Eğer bir insanla birbirinize katacak bir şeyiniz kalmamışsa o ilişki bir şekilde geri dönüşü olmamak üzere bitiyor. Aynı mantıkla, bir insanla bağınız kopmamışsa, karşılıklı birbirinize katacağınız bir şeyler varsa, hayat ne yapıp edip sizi bir araya getiriyor.
Biz ne kadar kafaya takarsak takalım, bir süre sonra her şey düzeliyor ve geriye dönüp baktığımızda kafaya taktığımız şeylerin bir önemi olmuyor. O yüzden fazla takılmamak lazım.
Sporun hayatımda nasıl bir yeri olduğunu da kendime kanıtlamış oldum. Mümkün olduğunca düzenli spor alışkanlığımı devam ettirmem gerektiğinden, bu konuda üşengeçlik veya bahanelerin hayatımda yeri olmaması gerektiğinden emin oldum.
Bize nasıl davranılmasını istiyorsak insanlara öyle davranmamız gerektiği de yılın başka bir dersiydi. Yine bildiğim, ama kanıtlarla tekrar gördüğüm şeylerden biriydi.
Rutin sevdiğim kadar, heyecan ve hareket sevdiğimi de tekrar hatırladım.
Tek başıma zaman geçirmemin gerekliliğini, içe dönük bir insan olmasam da tek başıma şarj olmam gerektiği zamanlar olduğunu ve bunu ne kadar sevdiğimi tekrar fark ettim.
Fazla eşyanın yük olduğunu, etrafımdaki şeylerin az, işlevsel ve estetik olmasından hoşlandığımı fark ettim. Minimalizm, 2020 hedeflerimden biri olacak.
En büyük ilgi alanlarımdan birini keşfettim: insanlar. Çocukluktan beri psikoloji, psikiyatri ve beyin ile ilgili şeyler okumayı severim fakat bu senenin farkındalığı bir başka oldu. Hem insanları, hem insanları gözlemlemeyi seviyorum.
Sevgi kavramı hayatımda şekil değiştirdi, sevginin her şeyin özü olduğuna tekrar ve gerçekten inanmaya başladım.
Hiçbir konuda aşırılıktan hoşlanmadığımı da öğrendim. Denge çok önemli bir şey.
Kontrol edemeyeceğimiz şeyleri akışına bırakmanın bir insanın hayatında yapabileceği en mantıklı şeylerden biri olduğunu öğrendim. Hiçbirimiz tam olarak yapamıyoruz bunu belki, ama olduğu kadar. Akışa güvenmek insana huzur veriyor.

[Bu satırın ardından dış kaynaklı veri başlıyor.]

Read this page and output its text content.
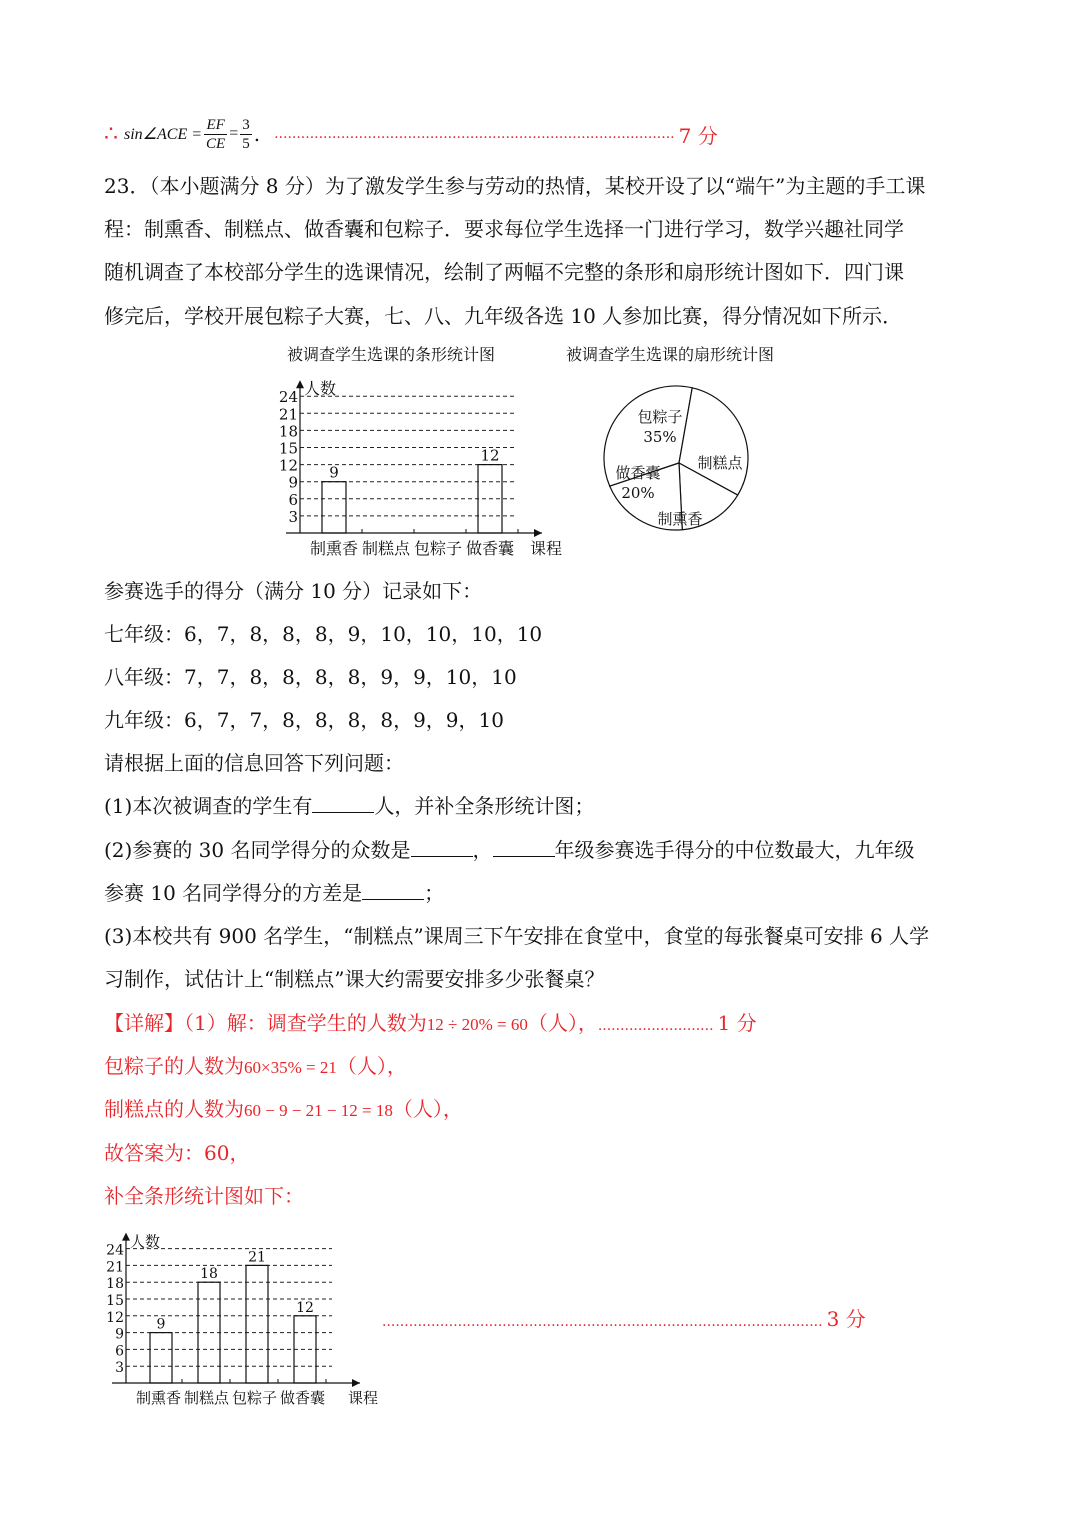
∴ sin∠ACE = $\frac{EF}{CE} = \frac{3}{5}$ . .......................................................................................... 7 分
23．（本小题满分 8 分）为了激发学生参与劳动的热情，某校开设了以“端午”为主题的手工课
程：制熏香、制糕点、做香囊和包粽子．要求每位学生选择一门进行学习，数学兴趣社同学
随机调查了本校部分学生的选课情况，绘制了两幅不完整的条形和扇形统计图如下．四门课
修完后，学校开展包粽子大赛，七、八、九年级各选 10 人参加比赛，得分情况如下所示．
被调查学生选课的条形统计图	被调查学生选课的扇形统计图
3
6
9
12
15
18
21
24 人数
制熏香
9
制糕点 包粽子 做香囊
12
课程
包粽子
35%
制糕点
制熏香
做香囊
20%
参赛选手的得分（满分 10 分）记录如下：
七年级：6，7，8，8，8，9，10，10，10，10
八年级：7，7，8，8，8，8，9，9，10，10
九年级：6，7，7，8，8，8，8，9，9，10
请根据上面的信息回答下列问题：
(1)本次被调查的学生有	人，并补全条形统计图；
(2)参赛的 30 名同学得分的众数是	，	年级参赛选手得分的中位数最大，九年级
参赛 10 名同学得分的方差是	；
(3)本校共有 900 名学生，“制糕点”课周三下午安排在食堂中，食堂的每张餐桌可安排 6 人学
习制作，试估计上“制糕点”课大约需要安排多少张餐桌？
【详解】（1）解：调查学生的人数为12 ÷ 20% = 60（人），.......................... 1 分
包粽子的人数为60×35% = 21（人），
制糕点的人数为60 − 9 − 21 − 12 = 18（人），
故答案为：60，
补全条形统计图如下：
3
6
9
12
15
18
21
24 人数
制熏香
9
制糕点
18
包粽子
21
做香囊
12
课程
................................................................................................... 3 分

Hayatımızdaki insanlar bizim birer yansımamız. Karşılaştıysak bize öğretecek bir şeyi vardır, bizim de ona öğretecek bir şeyimiz vardır. Görmeyi, dinlemeyi bilmek gerek.

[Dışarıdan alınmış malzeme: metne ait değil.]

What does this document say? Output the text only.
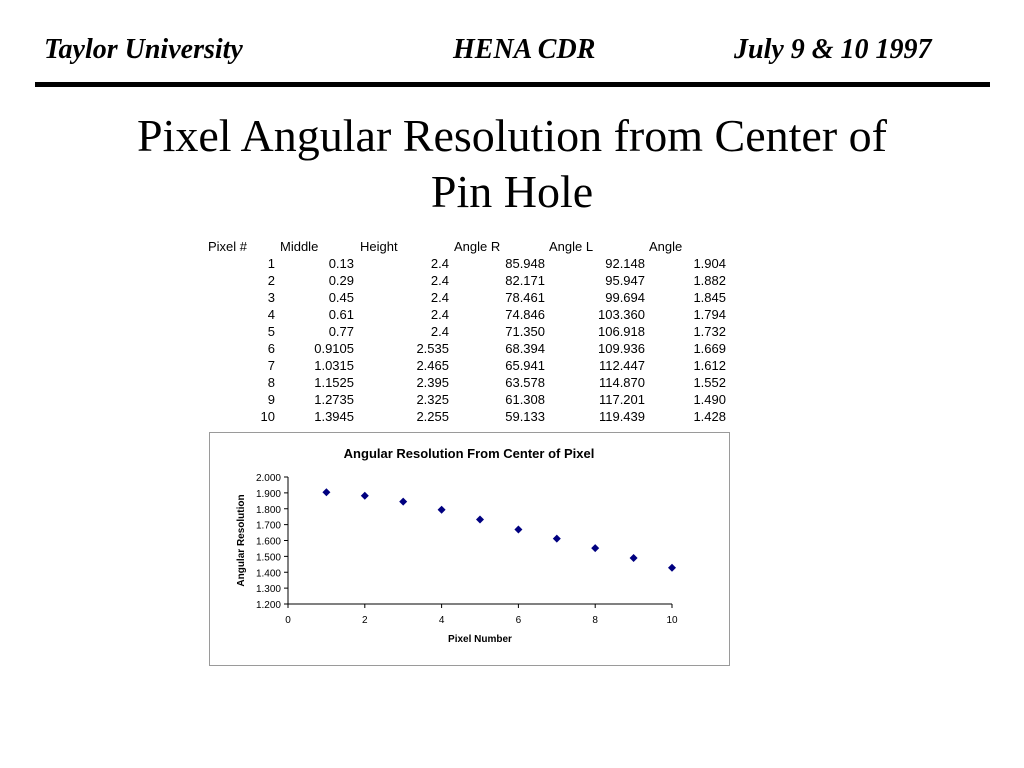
Taylor University	HENA CDR	July 9 & 10 1997
Pixel Angular Resolution from Center of
Pin Hole
Pixel #	Middle	Height	Angle R	Angle L	Angle
1	0.13	2.4	85.948	92.148	1.904
2	0.29	2.4	82.171	95.947	1.882
3	0.45	2.4	78.461	99.694	1.845
4	0.61	2.4	74.846	103.360	1.794
5	0.77	2.4	71.350	106.918	1.732
6	0.9105	2.535	68.394	109.936	1.669
7	1.0315	2.465	65.941	112.447	1.612
8	1.1525	2.395	63.578	114.870	1.552
9	1.2735	2.325	61.308	117.201	1.490
10	1.3945	2.255	59.133	119.439	1.428
Angular Resolution From Center of Pixel
1.200
1.300
1.400
1.500
1.600
1.700
1.800
1.900
2.000
0	2	4	6	8	10
Pixel Number
Angular Resolution
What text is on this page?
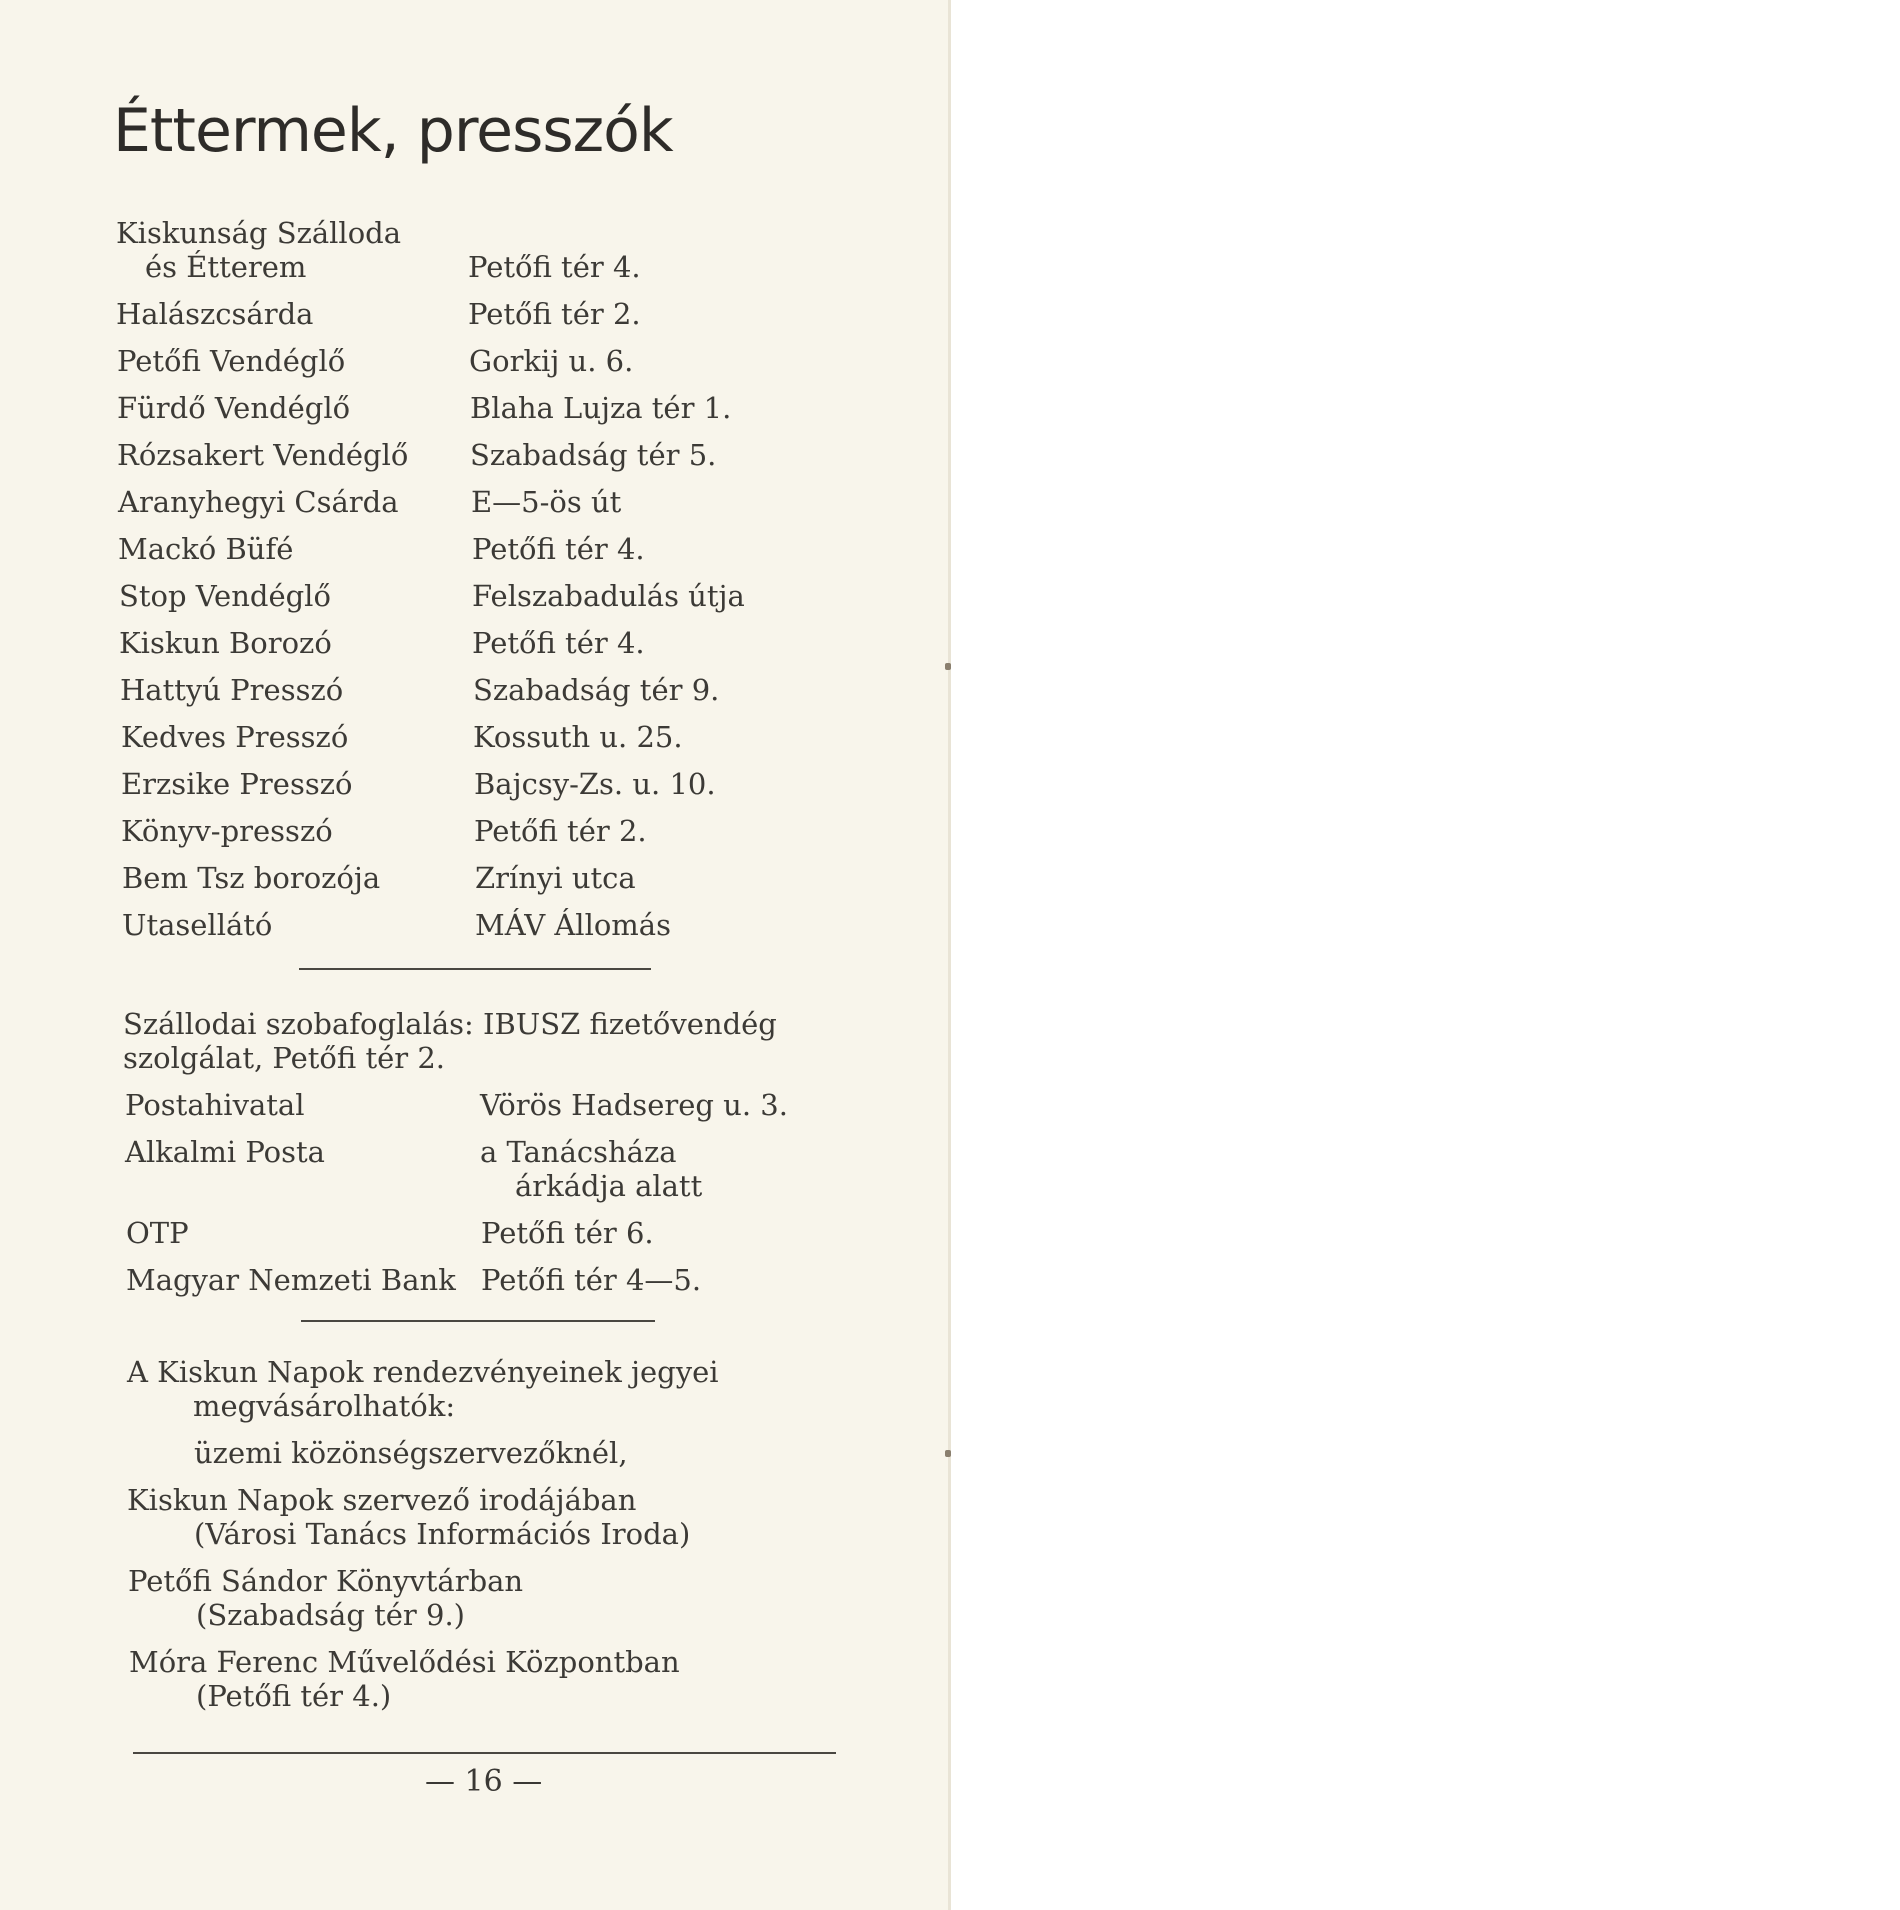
Éttermek, presszók
Kiskunság Szálloda
és Étterem	Petőfi tér 4.
Halászcsárda	Petőfi tér 2.
Petőfi Vendéglő	Gorkij u. 6.
Fürdő Vendéglő	Blaha Lujza tér 1.
Rózsakert Vendéglő Szabadság tér 5.
Aranyhegyi Csárda E—5-ös út
Mackó Büfé	Petőfi tér 4.
Stop Vendéglő	Felszabadulás útja
Kiskun Borozó	Petőfi tér 4.
Hattyú Presszó	Szabadság tér 9.
Kedves Presszó	Kossuth u. 25.
Erzsike Presszó	Bajcsy-Zs. u. 10.
Könyv-presszó	Petőfi tér 2.
Bem Tsz borozója	Zrínyi utca
Utasellátó	MÁV Állomás
Szállodai szobafoglalás: IBUSZ fizetővendég
szolgálat, Petőfi tér 2.
Postahivatal	Vörös Hadsereg u. 3.
Alkalmi Posta	a Tanácsháza
árkádja alatt
OTP	Petőfi tér 6.
Magyar Nemzeti Bank Petőfi tér 4—5.
A Kiskun Napok rendezvényeinek jegyei
megvásárolhatók:
üzemi közönségszervezőknél,
Kiskun Napok szervező irodájában
(Városi Tanács Információs Iroda)
Petőfi Sándor Könyvtárban
(Szabadság tér 9.)
Móra Ferenc Művelődési Központban
(Petőfi tér 4.)
— 16 —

Yazmak ve insanlarla bir şeyler paylaşmak da bu senenin en güzel şeylerinden biriydi. İkisini de sevdiğimi az çok biliyor olsam da, bu kadarını bilmiyordum.
Son
On iki ay için ayrı ayrı şarkı seçtim, liste yaptım. Bazı şarkılar o ayın bana ifade ettikleri, bazıları da o aylar içinde en çok dinlediklerim. Aslında o kadar çok şarkı var ki bu listeye eklenecek, özellikle uzatmak istemedim, ay başına 2-3 şarkı ile kısıtladım. Buyrun liste:
2019 benim için bitişlerin ve başlangıçların senesiydi. Aslında bitişler de bir şeylerin başlangıcıdır, o yüzden direkt başlangıçlar senesiydi demeyi tercih ederim. Sevgili 2019, maddi manevi bana getirdiklerin, kattıkların için sana ne kadar teşekkür etsem az. Anılarımda hep ‘harika bir yıl’ olarak kalacaksın. 2020, seni heyecanla bekliyorum.